«A giugno questa cabina sarà rimossa». Fine di un modo irripetibile di telefonarsi

Pubblichiamo la rubrica di Marina Corradi contenuta nel numero di Tempi in edicola (vai alla pagina degli abbonamenti)

Milano, maggio. Sulle cabine telefoniche del mio quartiere sono comparsi degli avvisi: «Il 16 giugno questa cabina verrà rimossa». «Il 18 giugno questa cabina verrà rimossa». Forse un giorno le cabine telefoniche ci sembreranno un arredo urbano d’epoca, quanto oggi lo sarebbero i lampioni a gas, o i grossi anelli ai muri delle piazze nei paesi, cui un tempo si attaccavano i cavalli. Già chi ha meno meno di trent’anni, credo, considera le cabine come qualcosa di giurassico.

Ma voi, ragazzi, non sapete cos’erano quelle cabine, quando la Telecom si chiamava Sip ed era un arrugginito monopolio. Non sempre trovarne una era facile. I telefoni andavano a gettoni. Voi non sapete cosa erano i gettoni, di una lega color bronzo, al costo di 50 lire – ma certo, voi non vi ricordate neanche le lire. Comunque, un gettone nel portafogli era una cosa preziosa: la possibilità, nell’urgenza, di telefonare. Sempre a essere fortunati, giacché come sollevavi la cornetta talvolta la linea desolatamente muta ti avvertiva che l’apparecchio era guasto. Succedeva spesso. Le cabine erano delicate e cagionevoli.

Se eri fortunato invece, il telefono ingoiava allo scatto della risposta il gettone con un singhiozzo, un cloc, e parlavi. La categoria che più utilizzava le cabine era quella dei viaggiatori, e infatti stazioni e aeroporti ne erano pieni. Poi, gli innamorati, soprattutto gli adolescenti, per parlare con la fidanzata senza farsi sentire dalla mamma. Memorabili parole d’amore scorrevano in quelle casette gialle, che sapevano di sporco e di fumo. Altri grandi utenti erano i ragazzi di leva, nell’ora di libera uscita. Fuori dalle cabine vicine alle caserme, a una cert’ora, c’era la fila.
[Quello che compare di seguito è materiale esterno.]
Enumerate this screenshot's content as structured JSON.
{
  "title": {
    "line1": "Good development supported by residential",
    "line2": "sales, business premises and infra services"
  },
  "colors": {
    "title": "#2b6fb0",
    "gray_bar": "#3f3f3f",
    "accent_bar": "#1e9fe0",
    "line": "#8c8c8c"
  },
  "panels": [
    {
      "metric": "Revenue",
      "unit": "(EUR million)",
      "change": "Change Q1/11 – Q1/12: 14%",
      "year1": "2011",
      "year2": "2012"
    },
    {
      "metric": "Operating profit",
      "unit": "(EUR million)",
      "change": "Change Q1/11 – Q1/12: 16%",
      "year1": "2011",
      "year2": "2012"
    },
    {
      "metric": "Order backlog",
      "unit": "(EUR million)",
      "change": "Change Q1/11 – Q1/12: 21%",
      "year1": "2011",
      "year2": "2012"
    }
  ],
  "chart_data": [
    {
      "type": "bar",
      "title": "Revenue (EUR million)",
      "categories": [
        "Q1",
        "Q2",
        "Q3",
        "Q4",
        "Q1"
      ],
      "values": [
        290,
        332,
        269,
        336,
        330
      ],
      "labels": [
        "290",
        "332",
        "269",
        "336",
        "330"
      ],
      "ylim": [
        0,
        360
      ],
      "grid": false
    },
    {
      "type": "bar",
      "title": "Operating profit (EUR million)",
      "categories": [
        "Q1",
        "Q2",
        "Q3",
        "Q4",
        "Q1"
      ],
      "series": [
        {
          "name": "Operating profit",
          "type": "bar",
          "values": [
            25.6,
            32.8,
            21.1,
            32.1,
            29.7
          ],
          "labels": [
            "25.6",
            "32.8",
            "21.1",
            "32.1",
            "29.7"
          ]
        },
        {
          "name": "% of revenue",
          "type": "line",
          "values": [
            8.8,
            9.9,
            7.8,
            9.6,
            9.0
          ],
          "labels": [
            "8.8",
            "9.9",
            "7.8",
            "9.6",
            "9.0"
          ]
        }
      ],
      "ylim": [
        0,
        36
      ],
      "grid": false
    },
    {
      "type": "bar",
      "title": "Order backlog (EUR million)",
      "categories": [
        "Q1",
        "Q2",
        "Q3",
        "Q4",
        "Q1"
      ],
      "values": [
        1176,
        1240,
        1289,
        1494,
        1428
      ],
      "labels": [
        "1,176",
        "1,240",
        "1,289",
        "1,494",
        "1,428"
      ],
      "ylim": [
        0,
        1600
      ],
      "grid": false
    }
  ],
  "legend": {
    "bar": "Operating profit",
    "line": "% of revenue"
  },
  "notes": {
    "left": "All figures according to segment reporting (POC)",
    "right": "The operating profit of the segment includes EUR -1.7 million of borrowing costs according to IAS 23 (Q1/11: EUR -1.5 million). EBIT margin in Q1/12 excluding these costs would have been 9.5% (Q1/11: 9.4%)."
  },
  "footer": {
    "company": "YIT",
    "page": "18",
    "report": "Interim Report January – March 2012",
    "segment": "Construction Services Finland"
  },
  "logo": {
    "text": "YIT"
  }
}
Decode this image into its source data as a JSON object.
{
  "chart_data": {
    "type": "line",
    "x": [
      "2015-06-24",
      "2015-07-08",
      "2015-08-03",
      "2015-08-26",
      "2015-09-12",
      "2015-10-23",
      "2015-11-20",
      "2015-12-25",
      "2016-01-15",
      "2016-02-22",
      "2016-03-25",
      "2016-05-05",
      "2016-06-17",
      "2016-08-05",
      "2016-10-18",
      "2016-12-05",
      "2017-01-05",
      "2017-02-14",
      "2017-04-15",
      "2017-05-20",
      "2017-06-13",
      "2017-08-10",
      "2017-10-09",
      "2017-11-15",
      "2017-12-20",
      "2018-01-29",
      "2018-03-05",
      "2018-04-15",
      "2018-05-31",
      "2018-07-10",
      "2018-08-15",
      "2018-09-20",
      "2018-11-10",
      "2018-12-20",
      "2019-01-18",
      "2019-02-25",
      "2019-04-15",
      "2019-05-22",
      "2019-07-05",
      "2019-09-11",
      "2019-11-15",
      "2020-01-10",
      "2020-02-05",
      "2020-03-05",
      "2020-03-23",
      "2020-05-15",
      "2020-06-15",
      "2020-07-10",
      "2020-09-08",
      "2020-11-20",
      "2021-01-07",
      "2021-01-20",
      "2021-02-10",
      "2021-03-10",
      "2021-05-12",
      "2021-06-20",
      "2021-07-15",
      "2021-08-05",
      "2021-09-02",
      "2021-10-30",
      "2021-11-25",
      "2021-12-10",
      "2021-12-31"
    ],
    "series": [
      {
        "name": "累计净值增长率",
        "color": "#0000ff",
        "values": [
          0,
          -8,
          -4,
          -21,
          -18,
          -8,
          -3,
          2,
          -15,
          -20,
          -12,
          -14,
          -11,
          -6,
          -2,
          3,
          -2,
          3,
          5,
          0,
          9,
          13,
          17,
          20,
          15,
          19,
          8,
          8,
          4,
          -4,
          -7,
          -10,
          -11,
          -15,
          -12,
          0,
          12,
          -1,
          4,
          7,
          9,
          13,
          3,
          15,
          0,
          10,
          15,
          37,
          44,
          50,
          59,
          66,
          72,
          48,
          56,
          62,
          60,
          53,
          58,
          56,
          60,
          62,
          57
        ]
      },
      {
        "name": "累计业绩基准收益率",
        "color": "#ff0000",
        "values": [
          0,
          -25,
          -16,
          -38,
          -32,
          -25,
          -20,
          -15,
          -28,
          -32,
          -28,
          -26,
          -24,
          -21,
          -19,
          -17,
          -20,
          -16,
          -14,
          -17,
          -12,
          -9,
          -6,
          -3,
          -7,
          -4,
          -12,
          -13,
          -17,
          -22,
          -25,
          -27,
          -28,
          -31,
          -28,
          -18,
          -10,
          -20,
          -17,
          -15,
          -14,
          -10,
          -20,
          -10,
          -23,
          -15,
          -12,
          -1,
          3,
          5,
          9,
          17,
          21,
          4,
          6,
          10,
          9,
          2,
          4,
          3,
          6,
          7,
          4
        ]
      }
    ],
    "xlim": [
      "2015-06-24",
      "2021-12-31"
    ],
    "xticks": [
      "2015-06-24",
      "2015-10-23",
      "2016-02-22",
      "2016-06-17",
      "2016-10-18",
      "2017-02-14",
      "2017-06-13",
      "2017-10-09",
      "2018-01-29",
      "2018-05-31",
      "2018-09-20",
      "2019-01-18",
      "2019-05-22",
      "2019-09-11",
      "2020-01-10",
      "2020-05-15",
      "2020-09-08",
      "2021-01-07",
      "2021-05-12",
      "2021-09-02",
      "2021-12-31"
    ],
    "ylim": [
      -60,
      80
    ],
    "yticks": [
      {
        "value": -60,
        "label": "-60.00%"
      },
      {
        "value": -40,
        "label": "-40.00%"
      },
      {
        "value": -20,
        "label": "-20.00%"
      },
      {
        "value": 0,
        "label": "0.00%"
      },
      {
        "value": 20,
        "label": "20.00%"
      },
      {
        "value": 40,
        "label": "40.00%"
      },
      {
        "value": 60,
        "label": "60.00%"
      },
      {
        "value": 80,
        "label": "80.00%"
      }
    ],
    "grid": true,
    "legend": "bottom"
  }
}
Ricordo, a Pisa, alla stazione, la folla dei giovani parà, il sabato pomeriggio, in attesa. E quei “ciao mamma, sono io”, cento volte ripetuto, la cornetta stretta all’orecchio per superare il frastuono dei treni. E nelle interurbane i gettoni venivano mangiati voracemente dal telefono, cloc, cloc, cloc, tanto più rapidi quanto più l’interlocutore era lontano. A volte una manciata di gettoni bastava appena per il tempo di un ciao, come stai, io sto bene. E poi la linea che cadeva e il “tuuu” fisso alla cornetta, oltre la quale non c’era più nessuno.
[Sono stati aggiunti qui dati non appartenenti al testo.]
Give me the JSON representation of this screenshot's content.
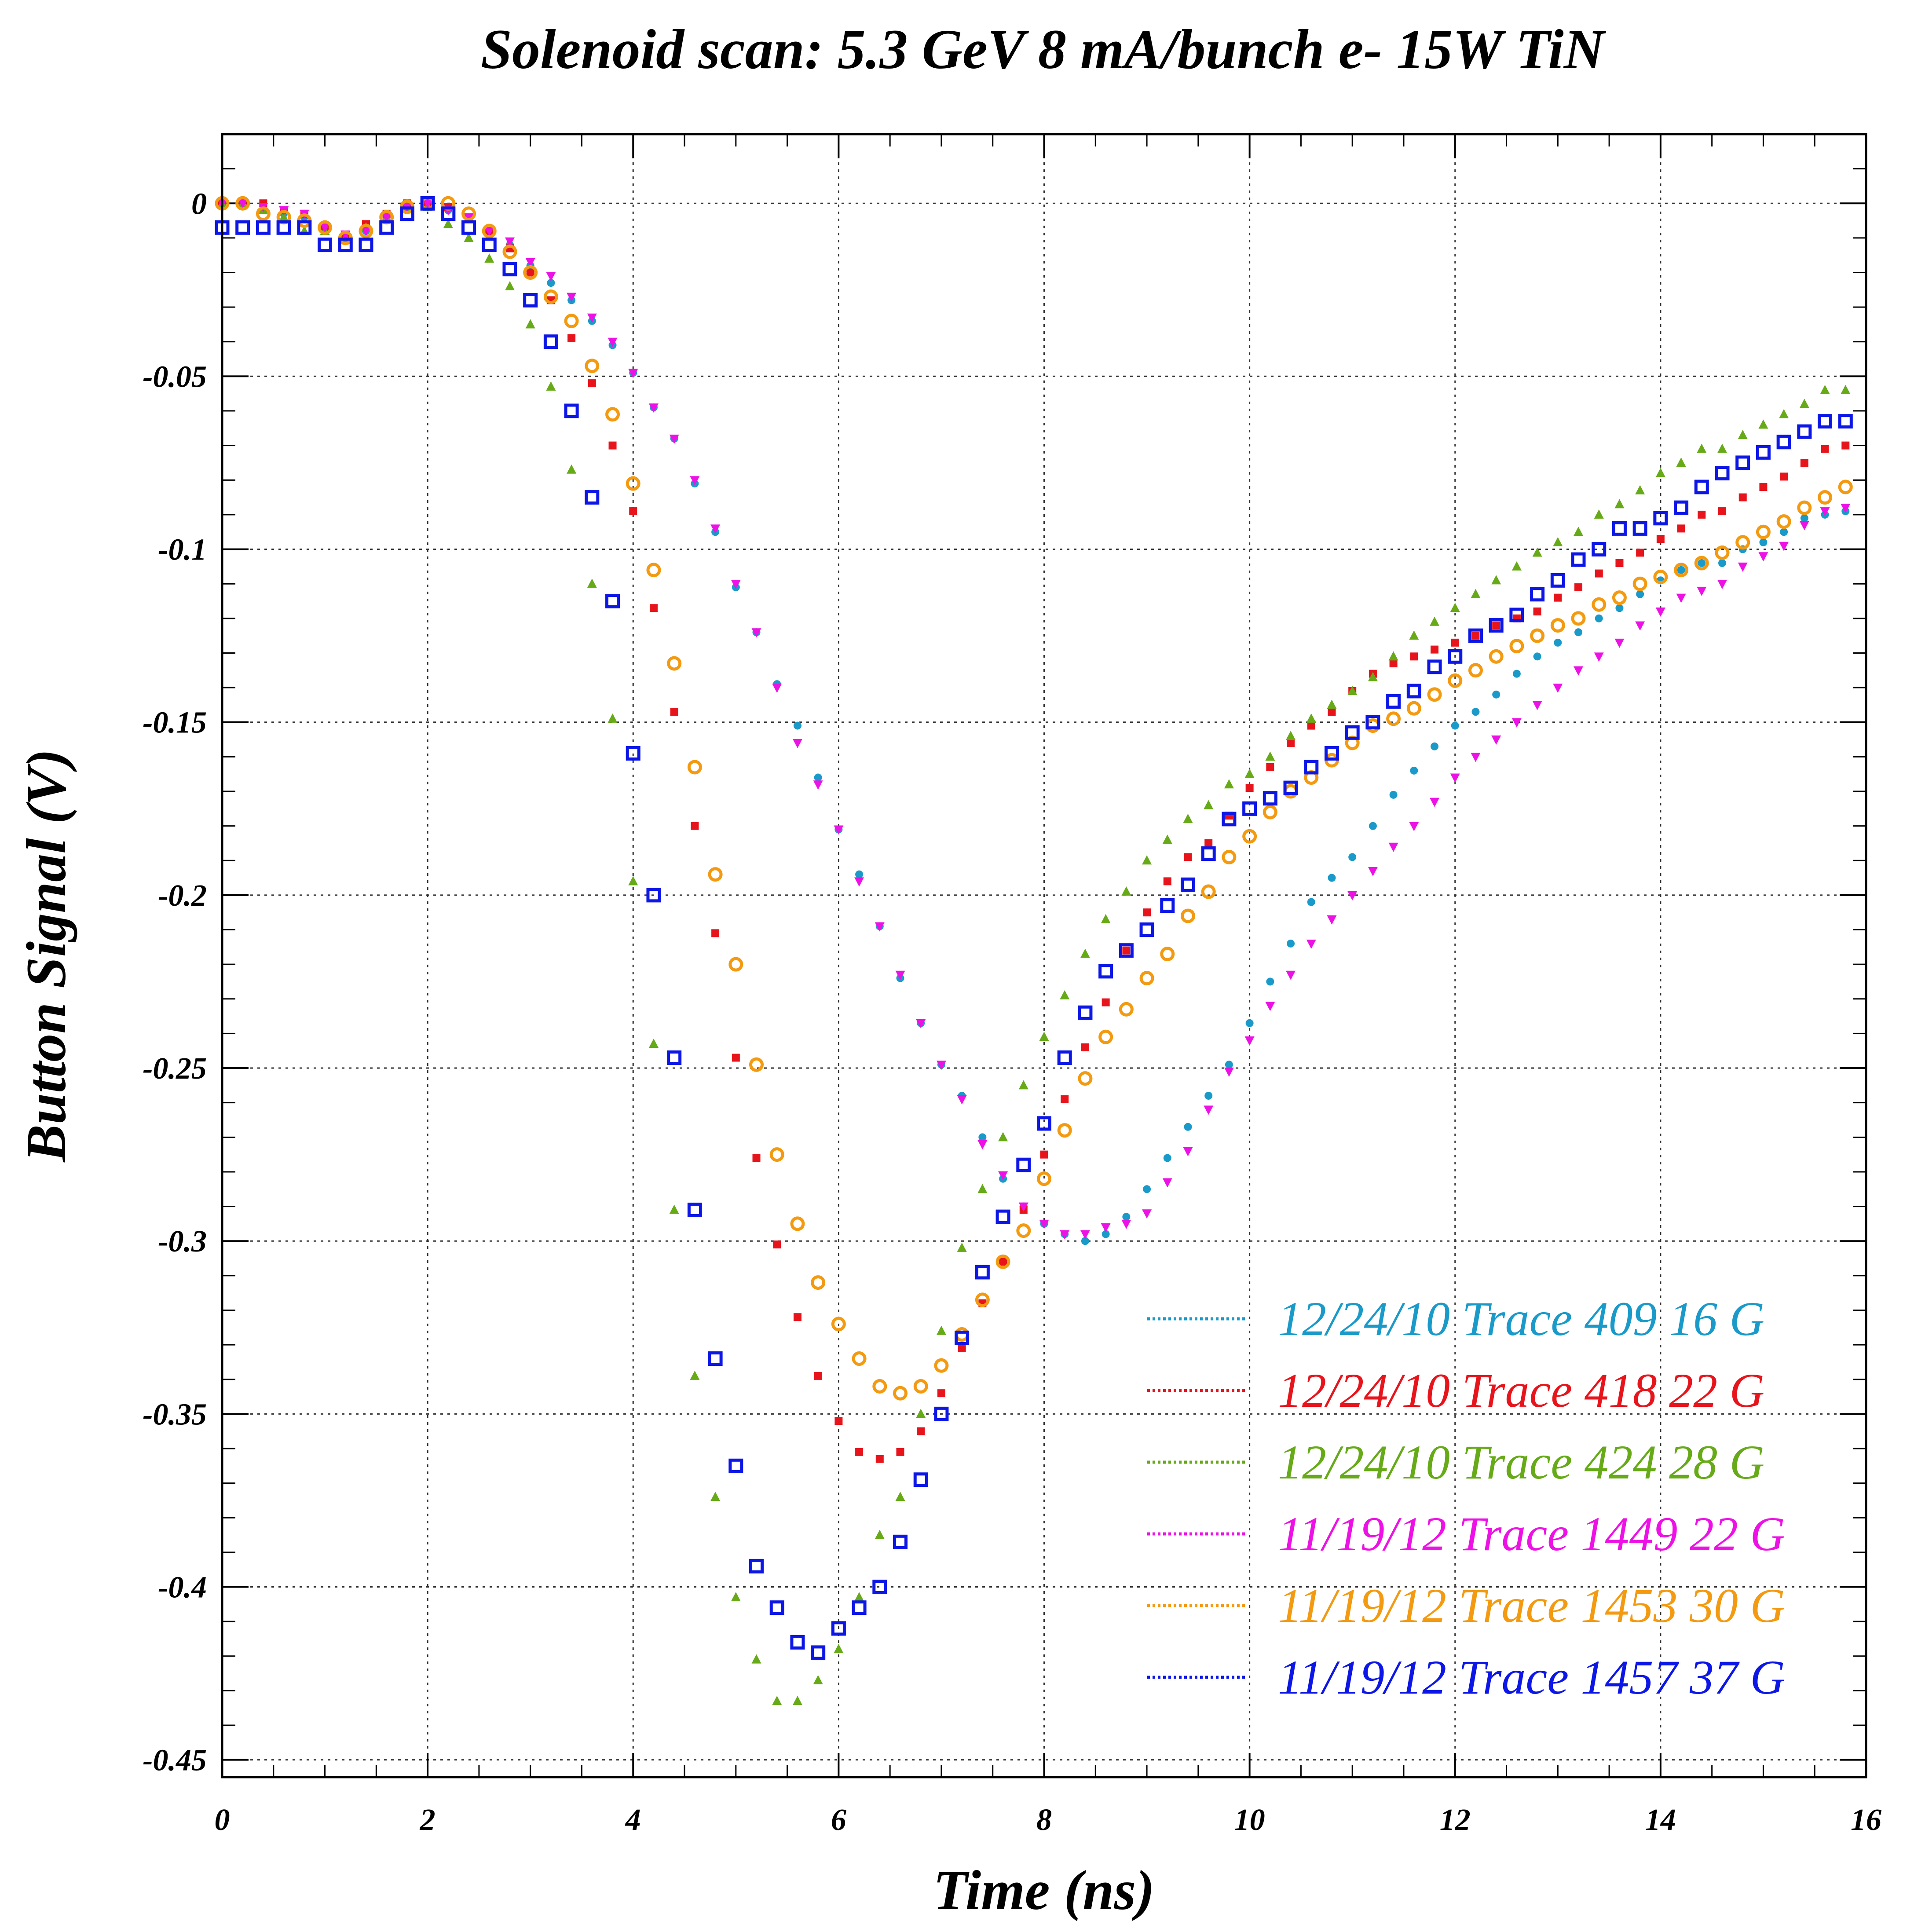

I cellulari sono stati una straordinaria rivoluzione. Ma, nella meraviglia della connessione continua, qualcosa va perduto, della densità del messaggio. In quelle cabine ricercate, corteggiate, assediate, i ragazzi di leva distillavano in poche sillabe giorni di attesa. E com’erano intense, nelle cabine, di notte, le parole fra gli innamorati. Come se le parole fossero un fiume, e i rari telefoni pubblici una stretta nell’alveo, dopo la quale la corrente è più vigorosa.

Nel tempo dei cellulari, quante cose inutili si dicono. Penso ancora ai parà alla stazione di Pisa: «Mamma, ho nostalgia di casa». «Anna, mancano solo tre mesi e 12 giorni…». E poi cloc, giù l’ultimo gettone, caduta la linea con una città lontana. E quei ragazzi di ritorno in caserma, stretti in un “ti voglio bene”, nel brusio di una linea disturbata.